Garder le contrôle est absolument primordial et tous les moyens sont mis en oeuvre pour y parvenir. Le mensonge et l’intox sont aussi de mise. Rappelez-vous que le tsunami du 11 mars puis l’explosion de Fukushima le 13 mars ont été classés dans la catégorie des « destructions créatrices ».
Destruction de la croissance japonaise et création de plus de dette, le marché n’y voit aucun motif de douter de la solvabilité de l’Archipel. Il ne perçoit pas non plus que les autorités nippones se retrouvent en concurrence frontale avec les Etats-Unis sur le marché des capitaux.
A propos de croissance qui se dissipe comme un tourbillon de sable arrivant au-dessus de la mer, le PIB américain est confirmé à +1,8% au premier trimestre 2011. Cela malgré les 75 milliards de dollars injectés chaque mois par la Fed au titre du QE2. N’oublions pas non plus les 25 milliards de dollars correspondant aux bons du Trésor arrivant normalement à échéance.
▪ Les investisseurs et les cambistes n’étaient pas au bout de leurs déceptions puisque les inscriptions au chômage ont rebondi de 10 000, à 424 000 (au lieu d’une décrue attendue vers 400 000). Et n’oublions pas l’inflation qui s’élève à 1,4% au premier trimestre (hors énergie).
Le dollar avait logiquement accusé le coup vers 14h30 ; il rechutait alors vers 1,42/euro mais il limitait jeudi soir son repli à tout juste -0,4% vers 1,4130/euro.
L’euro éprouve bien des difficultés pour remonter la pente. Les Européens (les politiques comme les patrons des banques centrales) font bloc pour soutenir la candidature de Christine Lagarde à la direction du FMI.
Mais les images des manifestations contre les mesures d’austérité en Espagne et en Grèce (dont le stock de 111 tonnes d’or pourrait être gagé par ses bailleurs de fonds européens) sèment le trouble.
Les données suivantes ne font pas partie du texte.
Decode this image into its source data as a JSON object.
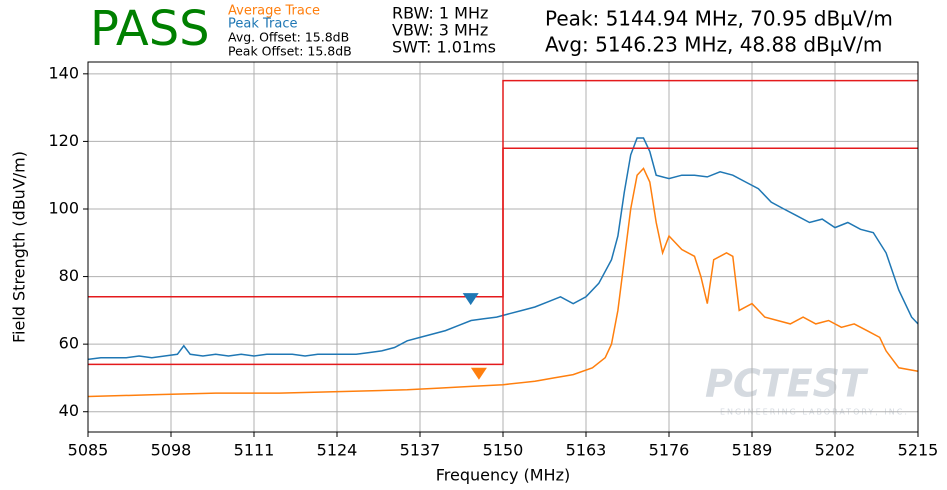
{
  "chart_data": {
    "type": "line",
    "verdict": "PASS",
    "legend": [
      "Average Trace",
      "Peak Trace"
    ],
    "offsets": [
      "Avg. Offset: 15.8dB",
      "Peak Offset: 15.8dB"
    ],
    "settings": [
      "RBW: 1 MHz",
      "VBW: 3 MHz",
      "SWT: 1.01ms"
    ],
    "readouts": [
      "Peak: 5144.94 MHz, 70.95 dBµV/m",
      "Avg: 5146.23 MHz, 48.88 dBµV/m"
    ],
    "watermark": [
      "PCTEST",
      "ENGINEERING LABORATORY, INC."
    ],
    "xlabel": "Frequency (MHz)",
    "ylabel": "Field Strength (dBuV/m)",
    "xlim": [
      5085,
      5215
    ],
    "ylim": [
      34,
      143.5
    ],
    "xticks": [
      5085,
      5098,
      5111,
      5124,
      5137,
      5150,
      5163,
      5176,
      5189,
      5202,
      5215
    ],
    "yticks": [
      40,
      60,
      80,
      100,
      120,
      140
    ],
    "grid": true,
    "series": [
      {
        "name": "Peak Trace",
        "color": "#1f77b4",
        "x": [
          5085,
          5087,
          5089,
          5091,
          5093,
          5095,
          5097,
          5099,
          5100,
          5101,
          5103,
          5105,
          5107,
          5109,
          5111,
          5113,
          5115,
          5117,
          5119,
          5121,
          5123,
          5125,
          5127,
          5129,
          5131,
          5133,
          5135,
          5137,
          5139,
          5141,
          5143,
          5145,
          5147,
          5149,
          5151,
          5153,
          5155,
          5157,
          5159,
          5161,
          5163,
          5165,
          5167,
          5168,
          5169,
          5170,
          5171,
          5172,
          5173,
          5174,
          5176,
          5178,
          5180,
          5182,
          5184,
          5186,
          5188,
          5190,
          5192,
          5194,
          5196,
          5198,
          5200,
          5202,
          5204,
          5206,
          5208,
          5210,
          5212,
          5214,
          5215
        ],
        "values": [
          55.5,
          56,
          56,
          56,
          56.5,
          56,
          56.5,
          57,
          59.5,
          57,
          56.5,
          57,
          56.5,
          57,
          56.5,
          57,
          57,
          57,
          56.5,
          57,
          57,
          57,
          57,
          57.5,
          58,
          59,
          61,
          62,
          63,
          64,
          65.5,
          67,
          67.5,
          68,
          69,
          70,
          71,
          72.5,
          74,
          72,
          74,
          78,
          85,
          92,
          105,
          116,
          121,
          121,
          117,
          110,
          109,
          110,
          110,
          109.5,
          111,
          110,
          108,
          106,
          102,
          100,
          98,
          96,
          97,
          94.5,
          96,
          94,
          93,
          87,
          76,
          68,
          66
        ]
      },
      {
        "name": "Average Trace",
        "color": "#ff7f0e",
        "x": [
          5085,
          5095,
          5105,
          5115,
          5125,
          5135,
          5140,
          5145,
          5150,
          5155,
          5158,
          5161,
          5164,
          5166,
          5167,
          5168,
          5169,
          5170,
          5171,
          5172,
          5173,
          5174,
          5175,
          5176,
          5178,
          5180,
          5181,
          5182,
          5183,
          5185,
          5186,
          5187,
          5189,
          5191,
          5193,
          5195,
          5197,
          5199,
          5201,
          5203,
          5205,
          5207,
          5209,
          5210,
          5212,
          5215
        ],
        "values": [
          44.5,
          45,
          45.5,
          45.5,
          46,
          46.5,
          47,
          47.5,
          48,
          49,
          50,
          51,
          53,
          56,
          60,
          70,
          85,
          100,
          110,
          112,
          108,
          96,
          87,
          92,
          88,
          86,
          80,
          72,
          85,
          87,
          86,
          70,
          72,
          68,
          67,
          66,
          68,
          66,
          67,
          65,
          66,
          64,
          62,
          58,
          53,
          52
        ]
      }
    ],
    "limits": [
      {
        "color": "#e41a1c",
        "x": [
          5085,
          5150,
          5150,
          5215
        ],
        "values": [
          74,
          74,
          138,
          138
        ]
      },
      {
        "color": "#e41a1c",
        "x": [
          5085,
          5150,
          5150,
          5215
        ],
        "values": [
          54,
          54,
          118,
          118
        ]
      }
    ],
    "markers": [
      {
        "color": "#1f77b4",
        "x": 5144.94,
        "y": 70.95
      },
      {
        "color": "#ff7f0e",
        "x": 5146.23,
        "y": 48.88
      }
    ]
  }
}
D’autant que la situation apparaît potentiellement explosive en Angleterre puisqu’un scénario de récession à l’irlandaise se met en place du fait de l’effondrement de la consommation.
Elle sera opportunément masquée au mois de mai par l’euphorie consumériste liée au mariage royal. Mais les chiffres de mars et d’avril ne permettent guère de se faire d’illusions sur la tendance à cadenasser les porte-monnaie des ménages britanniques.
La principale inconnue concerne le moment où vont sauter les verrous de la colère.